I’d never heard of Atheros Communications until running across a brief but intriguing mention in the July issue of Wired.

Atheros has apparently beaten everyone to market with the first 802.11a chip, which will go into mass production sometime this summer. Whereas 802.11b operates on the 2 ghz range, 802.11a is designed for the 5ghz range (which like 900mhz and 2 ghz doesn’t require a license) and achieves potential throughputs of up to 72Mbps, although the current IEEE standards limit the maximum potential throughput to “just” 54Mbps.

Atheros has a press release explaining the technology. Given how long it took 802.11b to begin showing up at the consumer level in volume, this will probably take 3 to 5 years to become affordable for casual users, but is nice to see where these things are headed.

There are already 802.11b cards showing up that add proprietary features to speed things like streaming DVD video over a wireless LAN. Imagine what could be done with five times that bandwidth.

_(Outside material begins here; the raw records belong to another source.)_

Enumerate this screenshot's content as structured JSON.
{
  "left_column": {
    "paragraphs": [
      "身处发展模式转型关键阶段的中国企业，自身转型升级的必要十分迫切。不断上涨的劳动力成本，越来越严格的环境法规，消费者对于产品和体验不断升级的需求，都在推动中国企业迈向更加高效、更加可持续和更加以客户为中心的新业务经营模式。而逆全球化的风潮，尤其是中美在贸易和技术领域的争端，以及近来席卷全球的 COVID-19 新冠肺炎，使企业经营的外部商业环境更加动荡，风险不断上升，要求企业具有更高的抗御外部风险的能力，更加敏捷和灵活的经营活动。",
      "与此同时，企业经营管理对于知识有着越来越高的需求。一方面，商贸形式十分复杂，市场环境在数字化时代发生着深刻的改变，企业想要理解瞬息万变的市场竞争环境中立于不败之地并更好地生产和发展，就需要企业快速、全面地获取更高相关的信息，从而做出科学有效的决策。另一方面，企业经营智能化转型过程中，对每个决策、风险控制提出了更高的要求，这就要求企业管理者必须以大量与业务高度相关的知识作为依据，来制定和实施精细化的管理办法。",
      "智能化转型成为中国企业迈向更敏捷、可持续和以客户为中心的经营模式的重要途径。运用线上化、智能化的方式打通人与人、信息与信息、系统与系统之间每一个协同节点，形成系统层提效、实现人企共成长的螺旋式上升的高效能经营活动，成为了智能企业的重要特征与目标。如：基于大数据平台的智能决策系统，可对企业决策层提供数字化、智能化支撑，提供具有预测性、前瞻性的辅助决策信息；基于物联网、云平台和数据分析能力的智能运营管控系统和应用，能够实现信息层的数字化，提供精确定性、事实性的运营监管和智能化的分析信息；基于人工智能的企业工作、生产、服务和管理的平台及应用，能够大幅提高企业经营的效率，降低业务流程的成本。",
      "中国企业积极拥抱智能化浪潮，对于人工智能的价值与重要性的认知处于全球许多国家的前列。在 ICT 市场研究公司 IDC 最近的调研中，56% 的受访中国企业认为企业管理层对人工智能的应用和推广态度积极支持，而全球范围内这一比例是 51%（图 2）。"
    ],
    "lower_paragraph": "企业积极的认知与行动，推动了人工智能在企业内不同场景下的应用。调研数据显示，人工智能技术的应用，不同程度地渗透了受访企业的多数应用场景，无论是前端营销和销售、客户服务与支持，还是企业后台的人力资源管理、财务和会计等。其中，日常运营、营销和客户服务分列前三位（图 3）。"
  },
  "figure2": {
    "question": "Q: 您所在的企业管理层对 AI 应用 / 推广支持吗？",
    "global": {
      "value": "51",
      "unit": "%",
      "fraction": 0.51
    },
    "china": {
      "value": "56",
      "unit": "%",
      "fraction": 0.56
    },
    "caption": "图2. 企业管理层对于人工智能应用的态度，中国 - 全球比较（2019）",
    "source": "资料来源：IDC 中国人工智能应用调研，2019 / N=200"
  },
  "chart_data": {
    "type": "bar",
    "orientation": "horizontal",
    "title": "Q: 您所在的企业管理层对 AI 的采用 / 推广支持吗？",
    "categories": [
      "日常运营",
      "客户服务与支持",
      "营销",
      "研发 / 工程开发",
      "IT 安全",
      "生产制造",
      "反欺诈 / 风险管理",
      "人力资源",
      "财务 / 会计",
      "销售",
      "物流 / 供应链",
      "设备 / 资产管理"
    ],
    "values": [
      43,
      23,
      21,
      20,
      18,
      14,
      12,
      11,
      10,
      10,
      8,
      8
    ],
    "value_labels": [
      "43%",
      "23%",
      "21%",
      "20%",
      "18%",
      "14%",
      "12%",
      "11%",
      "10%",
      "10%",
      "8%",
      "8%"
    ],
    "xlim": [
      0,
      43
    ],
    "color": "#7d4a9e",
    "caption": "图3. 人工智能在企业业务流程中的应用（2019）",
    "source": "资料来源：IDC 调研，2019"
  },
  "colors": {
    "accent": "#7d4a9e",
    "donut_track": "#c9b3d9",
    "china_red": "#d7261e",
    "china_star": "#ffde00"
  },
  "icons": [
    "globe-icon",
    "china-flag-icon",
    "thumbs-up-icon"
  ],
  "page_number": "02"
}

South Africa Cholera Outbreak Kills More than 200

An outbreak of cholera that began 10 months ago in South Africa has so far killed more than 200 people and infected more than 100,000.

The outbreak occurred in the eastern part of South Africa among a rural population that relies on rivers and streams for their water, since tap water and toilet facilities are nonexistent from decades of neglect by the former apartheid government.

Source:

Death toll from cholera outbreak in South Africa tops 200. Agence France-Presse, June 4, 2001.